Tragedi PLTP Sorik Marapi, Bukti Proyek Energi Terbarukan Panas Bumi Perlu Dievaluasi
Berita Baru, Jakarta – Semburan lumpur panas bercampur gas setinggi 30 meter muncul di proyek Pembangkit Listirik Tenaga Panas Bumi (PLTP) Sorik Marapi Madina, Minggu (24/04). Akibat semburan lumpur yang terletak di Desa Sibanggor Julu, Mandailing Natal, Sumatera Utara itu sebanyak 21 warga harus dilarikan ke Rumah Sakit Umum Daerah Panyambungan.
Warga yang dilarikan ke rumah sakit mengalami keracunan disebabkan oleh gas Hidrogen Sulfida (H2S) yang muncul bersama semburan lumpur. Kejadian kecelakaan ini bukanlah yang pertama, sebelumnya peritiwa serupa pernah terjadi. Berulang-ulang kecelakaan terjadi, namun pemerintah tak kunjung menghentikan proyek beresiko ini.

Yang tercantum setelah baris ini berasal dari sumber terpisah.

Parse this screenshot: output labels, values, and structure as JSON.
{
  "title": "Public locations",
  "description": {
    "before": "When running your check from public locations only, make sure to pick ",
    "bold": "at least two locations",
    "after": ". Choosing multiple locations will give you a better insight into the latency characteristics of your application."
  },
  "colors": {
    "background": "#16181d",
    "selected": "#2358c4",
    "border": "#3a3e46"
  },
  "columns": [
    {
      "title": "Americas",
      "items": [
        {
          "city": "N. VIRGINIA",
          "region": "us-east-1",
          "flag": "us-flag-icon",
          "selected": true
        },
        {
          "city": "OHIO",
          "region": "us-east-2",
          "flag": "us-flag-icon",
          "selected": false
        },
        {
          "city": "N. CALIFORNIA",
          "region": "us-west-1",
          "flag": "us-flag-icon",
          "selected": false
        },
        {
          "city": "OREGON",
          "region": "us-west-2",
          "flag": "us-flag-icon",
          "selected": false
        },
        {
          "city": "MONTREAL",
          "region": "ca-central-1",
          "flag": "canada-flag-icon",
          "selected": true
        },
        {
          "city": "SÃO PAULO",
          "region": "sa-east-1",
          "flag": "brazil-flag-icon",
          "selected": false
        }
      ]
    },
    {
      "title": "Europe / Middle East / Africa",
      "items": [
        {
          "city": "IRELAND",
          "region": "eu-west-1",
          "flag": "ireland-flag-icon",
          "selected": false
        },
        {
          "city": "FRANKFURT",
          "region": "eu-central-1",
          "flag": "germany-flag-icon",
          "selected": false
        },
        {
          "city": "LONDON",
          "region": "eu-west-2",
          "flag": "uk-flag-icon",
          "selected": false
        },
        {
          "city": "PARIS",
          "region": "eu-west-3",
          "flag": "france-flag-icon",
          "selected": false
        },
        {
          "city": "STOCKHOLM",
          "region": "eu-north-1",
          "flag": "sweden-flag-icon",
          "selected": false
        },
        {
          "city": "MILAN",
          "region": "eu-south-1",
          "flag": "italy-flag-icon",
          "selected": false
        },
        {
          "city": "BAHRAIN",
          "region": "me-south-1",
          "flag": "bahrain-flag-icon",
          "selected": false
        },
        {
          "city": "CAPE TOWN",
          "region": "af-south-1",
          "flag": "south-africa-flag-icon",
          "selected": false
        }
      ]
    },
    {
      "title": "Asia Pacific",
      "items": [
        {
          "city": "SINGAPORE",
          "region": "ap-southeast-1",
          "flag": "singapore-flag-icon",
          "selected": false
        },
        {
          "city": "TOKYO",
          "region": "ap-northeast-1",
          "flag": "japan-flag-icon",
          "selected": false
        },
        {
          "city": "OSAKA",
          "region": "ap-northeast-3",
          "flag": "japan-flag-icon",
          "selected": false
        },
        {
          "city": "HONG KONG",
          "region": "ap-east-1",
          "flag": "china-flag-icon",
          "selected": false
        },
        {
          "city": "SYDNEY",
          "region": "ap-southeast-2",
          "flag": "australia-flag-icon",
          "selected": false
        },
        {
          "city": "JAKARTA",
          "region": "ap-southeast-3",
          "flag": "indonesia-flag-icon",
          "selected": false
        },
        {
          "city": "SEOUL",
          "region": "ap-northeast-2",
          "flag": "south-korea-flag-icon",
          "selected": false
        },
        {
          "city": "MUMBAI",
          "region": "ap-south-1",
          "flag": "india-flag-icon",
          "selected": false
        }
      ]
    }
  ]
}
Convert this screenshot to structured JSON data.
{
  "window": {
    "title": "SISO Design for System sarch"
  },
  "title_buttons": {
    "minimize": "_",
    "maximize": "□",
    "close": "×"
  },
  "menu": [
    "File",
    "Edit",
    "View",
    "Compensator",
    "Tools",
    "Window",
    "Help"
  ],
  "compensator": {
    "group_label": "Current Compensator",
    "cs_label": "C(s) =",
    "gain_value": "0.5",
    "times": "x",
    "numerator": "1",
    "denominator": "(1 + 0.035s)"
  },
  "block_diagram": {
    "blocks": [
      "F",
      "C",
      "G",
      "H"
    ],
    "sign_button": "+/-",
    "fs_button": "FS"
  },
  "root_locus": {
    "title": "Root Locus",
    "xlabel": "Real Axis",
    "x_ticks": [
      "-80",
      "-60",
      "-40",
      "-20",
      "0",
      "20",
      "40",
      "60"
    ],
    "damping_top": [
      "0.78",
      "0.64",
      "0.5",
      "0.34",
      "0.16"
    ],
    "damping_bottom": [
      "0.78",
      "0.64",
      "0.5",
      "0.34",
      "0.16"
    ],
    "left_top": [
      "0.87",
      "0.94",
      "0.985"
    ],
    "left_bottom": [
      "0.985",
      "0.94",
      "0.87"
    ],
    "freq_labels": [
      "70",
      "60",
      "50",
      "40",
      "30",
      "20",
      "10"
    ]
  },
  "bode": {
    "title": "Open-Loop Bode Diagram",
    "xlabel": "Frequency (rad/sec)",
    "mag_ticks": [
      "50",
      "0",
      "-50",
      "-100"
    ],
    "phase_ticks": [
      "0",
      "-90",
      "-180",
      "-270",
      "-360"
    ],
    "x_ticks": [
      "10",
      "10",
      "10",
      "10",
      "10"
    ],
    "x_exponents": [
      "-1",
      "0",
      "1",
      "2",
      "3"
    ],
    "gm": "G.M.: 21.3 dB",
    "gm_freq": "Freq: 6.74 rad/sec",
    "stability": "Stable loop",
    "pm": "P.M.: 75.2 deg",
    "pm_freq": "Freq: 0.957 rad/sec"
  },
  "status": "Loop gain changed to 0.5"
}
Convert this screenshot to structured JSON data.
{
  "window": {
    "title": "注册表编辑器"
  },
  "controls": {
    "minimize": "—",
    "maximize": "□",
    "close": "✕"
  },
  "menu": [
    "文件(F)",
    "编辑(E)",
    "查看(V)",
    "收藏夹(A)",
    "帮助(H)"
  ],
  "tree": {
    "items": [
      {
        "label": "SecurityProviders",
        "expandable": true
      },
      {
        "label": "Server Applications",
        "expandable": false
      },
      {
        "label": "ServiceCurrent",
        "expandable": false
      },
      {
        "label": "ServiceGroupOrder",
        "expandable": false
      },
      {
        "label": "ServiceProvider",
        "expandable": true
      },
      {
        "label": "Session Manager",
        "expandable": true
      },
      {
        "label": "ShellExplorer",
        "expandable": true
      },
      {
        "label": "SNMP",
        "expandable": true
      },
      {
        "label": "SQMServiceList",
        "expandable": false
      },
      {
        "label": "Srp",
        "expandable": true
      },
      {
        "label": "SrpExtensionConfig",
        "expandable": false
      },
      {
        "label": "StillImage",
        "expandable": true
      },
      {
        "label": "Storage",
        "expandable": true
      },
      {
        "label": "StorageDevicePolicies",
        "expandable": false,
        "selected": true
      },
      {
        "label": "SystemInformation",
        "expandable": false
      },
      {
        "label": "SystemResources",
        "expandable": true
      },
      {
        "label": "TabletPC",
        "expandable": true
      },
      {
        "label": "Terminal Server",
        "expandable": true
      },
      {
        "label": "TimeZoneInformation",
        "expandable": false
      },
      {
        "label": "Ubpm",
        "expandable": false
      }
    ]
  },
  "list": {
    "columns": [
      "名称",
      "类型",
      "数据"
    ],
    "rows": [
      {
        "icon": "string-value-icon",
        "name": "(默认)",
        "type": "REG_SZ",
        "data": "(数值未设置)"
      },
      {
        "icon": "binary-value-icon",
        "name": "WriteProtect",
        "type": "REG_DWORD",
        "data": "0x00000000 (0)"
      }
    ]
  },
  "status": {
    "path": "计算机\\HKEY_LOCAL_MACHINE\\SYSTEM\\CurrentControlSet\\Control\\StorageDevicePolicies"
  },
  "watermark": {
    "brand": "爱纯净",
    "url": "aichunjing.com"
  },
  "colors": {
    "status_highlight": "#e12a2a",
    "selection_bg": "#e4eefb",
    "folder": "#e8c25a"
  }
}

Muklis salah satu warga yang tinggal di dekat lokasi proyek PLTP Sorik Marapi, mengatakan bahwa tragedi ini bukan yang pertama. Menurutnya dalam setahun sebelumnya, setidaknya sudah tiga kali peristiwa serupa terjadi dan telah memakan banyak korban dan merugikan masyarakat.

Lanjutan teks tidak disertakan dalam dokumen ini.